Sepakbola

Thierry Henry Kecewa Berat, Sebut Pemecatan Xabi Alonso di Real Madrid Tak Masuk Akal

Advertisement

Mantan pesepakbola top, Thierry Henry, menyuarakan ketidakpuasannya atas pemecatan Xabi Alonso dari kursi kepelatihan Real Madrid. Henry membandingkan pendekatan klub ibu kota Spanyol itu dengan rival abadinya, Barcelona.

Alonso Dipecat Usai Kekalahan dari Barcelona

Xabi Alonso diberhentikan dari jabatannya hanya sehari setelah Real Madrid menelan kekalahan dari Barcelona dalam final Piala Super Spanyol akhir pekan lalu. Alonso hanya menjabat selama tujuh bulan, memimpin Los Blancos dalam 34 pertandingan dengan catatan 24 kemenangan dan enam kekalahan.

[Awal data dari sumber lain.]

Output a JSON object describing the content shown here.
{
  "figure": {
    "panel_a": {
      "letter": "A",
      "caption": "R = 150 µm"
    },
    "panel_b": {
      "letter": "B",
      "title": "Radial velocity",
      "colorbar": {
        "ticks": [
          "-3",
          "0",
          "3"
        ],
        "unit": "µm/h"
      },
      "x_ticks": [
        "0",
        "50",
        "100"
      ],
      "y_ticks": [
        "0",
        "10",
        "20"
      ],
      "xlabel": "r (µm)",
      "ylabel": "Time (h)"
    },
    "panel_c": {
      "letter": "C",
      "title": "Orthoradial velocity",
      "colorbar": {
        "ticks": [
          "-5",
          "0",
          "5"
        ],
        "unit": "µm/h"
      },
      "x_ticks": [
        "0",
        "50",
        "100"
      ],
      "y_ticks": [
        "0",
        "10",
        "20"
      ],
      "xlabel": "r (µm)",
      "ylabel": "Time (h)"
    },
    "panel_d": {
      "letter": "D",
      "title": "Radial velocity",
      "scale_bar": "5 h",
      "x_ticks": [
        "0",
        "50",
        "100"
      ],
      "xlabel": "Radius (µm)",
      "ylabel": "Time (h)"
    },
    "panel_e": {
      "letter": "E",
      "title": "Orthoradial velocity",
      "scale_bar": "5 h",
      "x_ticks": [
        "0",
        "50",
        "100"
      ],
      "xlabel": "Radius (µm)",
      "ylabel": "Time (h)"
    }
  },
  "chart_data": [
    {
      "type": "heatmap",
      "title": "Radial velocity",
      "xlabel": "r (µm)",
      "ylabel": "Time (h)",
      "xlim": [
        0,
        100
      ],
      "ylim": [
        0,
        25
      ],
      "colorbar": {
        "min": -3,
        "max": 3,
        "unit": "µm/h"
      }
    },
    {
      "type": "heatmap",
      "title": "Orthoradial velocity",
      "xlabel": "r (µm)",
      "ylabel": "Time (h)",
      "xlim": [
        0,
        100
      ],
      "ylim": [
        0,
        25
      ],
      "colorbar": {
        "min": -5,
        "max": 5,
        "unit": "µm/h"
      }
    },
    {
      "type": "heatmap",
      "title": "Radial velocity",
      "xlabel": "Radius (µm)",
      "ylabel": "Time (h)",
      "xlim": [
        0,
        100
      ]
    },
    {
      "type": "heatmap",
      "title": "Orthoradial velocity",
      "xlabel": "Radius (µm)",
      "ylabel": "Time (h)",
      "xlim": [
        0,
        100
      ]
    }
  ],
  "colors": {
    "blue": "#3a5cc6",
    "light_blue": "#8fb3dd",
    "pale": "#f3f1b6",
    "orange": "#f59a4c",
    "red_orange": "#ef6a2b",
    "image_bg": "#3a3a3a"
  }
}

Pemecatan ini diduga kuat akibat kegagalan Alonso mengendalikan ruang ganti tim. Ia dikabarkan bersitegang dengan beberapa pemain kunci, termasuk Vinicius Junior dan Federico Valverde. Performa Madrid pun dilaporkan menurun dalam tiga bulan terakhir, hanya memenangi separuh dari total pertandingan yang dijalani.

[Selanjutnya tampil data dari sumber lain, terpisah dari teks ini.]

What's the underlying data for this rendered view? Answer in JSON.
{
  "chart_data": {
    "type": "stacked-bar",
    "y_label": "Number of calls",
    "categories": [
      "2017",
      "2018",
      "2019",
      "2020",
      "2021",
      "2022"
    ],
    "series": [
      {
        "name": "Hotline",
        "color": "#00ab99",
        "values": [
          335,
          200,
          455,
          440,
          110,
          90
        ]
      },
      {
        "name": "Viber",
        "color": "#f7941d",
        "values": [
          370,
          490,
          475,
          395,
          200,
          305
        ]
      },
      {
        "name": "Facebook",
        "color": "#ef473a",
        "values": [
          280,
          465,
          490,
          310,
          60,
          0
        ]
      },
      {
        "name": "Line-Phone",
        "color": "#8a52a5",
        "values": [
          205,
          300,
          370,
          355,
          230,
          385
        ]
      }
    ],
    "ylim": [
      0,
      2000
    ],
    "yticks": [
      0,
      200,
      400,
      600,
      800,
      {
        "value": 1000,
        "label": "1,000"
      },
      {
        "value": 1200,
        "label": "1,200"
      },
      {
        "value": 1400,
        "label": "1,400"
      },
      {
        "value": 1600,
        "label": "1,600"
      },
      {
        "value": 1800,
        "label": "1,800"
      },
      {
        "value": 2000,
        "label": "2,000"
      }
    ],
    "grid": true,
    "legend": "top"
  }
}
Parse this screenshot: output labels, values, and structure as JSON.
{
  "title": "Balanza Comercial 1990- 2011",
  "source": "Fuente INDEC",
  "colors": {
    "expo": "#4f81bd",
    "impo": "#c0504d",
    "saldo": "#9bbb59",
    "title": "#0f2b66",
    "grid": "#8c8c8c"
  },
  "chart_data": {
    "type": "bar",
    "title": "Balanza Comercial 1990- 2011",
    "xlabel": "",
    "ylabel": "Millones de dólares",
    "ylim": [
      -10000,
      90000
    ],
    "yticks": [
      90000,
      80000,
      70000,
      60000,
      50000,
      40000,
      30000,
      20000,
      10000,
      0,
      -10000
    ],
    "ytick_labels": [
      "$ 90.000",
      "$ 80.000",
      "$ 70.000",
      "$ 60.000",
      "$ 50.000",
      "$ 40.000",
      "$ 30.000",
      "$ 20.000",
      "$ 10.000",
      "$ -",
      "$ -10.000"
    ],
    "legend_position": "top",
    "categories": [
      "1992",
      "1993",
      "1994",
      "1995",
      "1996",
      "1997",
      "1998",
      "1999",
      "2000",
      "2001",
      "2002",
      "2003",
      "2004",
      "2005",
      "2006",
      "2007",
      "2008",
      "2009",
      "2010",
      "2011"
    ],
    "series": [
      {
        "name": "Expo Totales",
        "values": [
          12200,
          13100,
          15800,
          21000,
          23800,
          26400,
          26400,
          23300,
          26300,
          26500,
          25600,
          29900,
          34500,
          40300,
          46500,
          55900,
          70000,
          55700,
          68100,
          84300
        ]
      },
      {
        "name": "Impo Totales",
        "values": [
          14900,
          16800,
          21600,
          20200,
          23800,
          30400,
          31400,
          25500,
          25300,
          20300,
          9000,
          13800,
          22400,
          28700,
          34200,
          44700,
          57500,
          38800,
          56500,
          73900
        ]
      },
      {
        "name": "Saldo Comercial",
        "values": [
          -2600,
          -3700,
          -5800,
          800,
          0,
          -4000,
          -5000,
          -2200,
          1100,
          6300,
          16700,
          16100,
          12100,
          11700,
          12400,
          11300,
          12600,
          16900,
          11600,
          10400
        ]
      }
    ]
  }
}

Henry Bela Alonso, Soroti Perbedaan Budaya Klub

Thierry Henry, yang pernah merumput di Arsenal dan Barcelona, menegaskan bahwa pemecatan Xabi Alonso tidak mencerminkan kualitasnya sebagai pelatih. Menurutnya, para pemain Madrid seharusnya lebih mendengarkan instruksi Alonso, mengingat rekam jejaknya yang sukses bersama Bayer Leverkusen.

“Menurut saya tidak masuk akal jika seorang manajer dapat memiliki banyak masalah hanya setelah enam bulan bekerja. Namun, Anda tahu, di sebuah klub selevel Real Madrid atau Barca, Anda memang bisa bangun dari tidur lalu mendengar kabar buruk. Banyak hal bisa berubah, dan memang begitu. Saya merasa ini tidak masuk akal,” ujar Henry kepada CBS Sports.

Advertisement

Henry menambahkan, seharusnya klub tidak terburu-buru mempertanyakan pelatihnya. “Jika Anda punya seorang pelatih, Anda berusaha mencari tahu apa yang bisa dia lakukan.”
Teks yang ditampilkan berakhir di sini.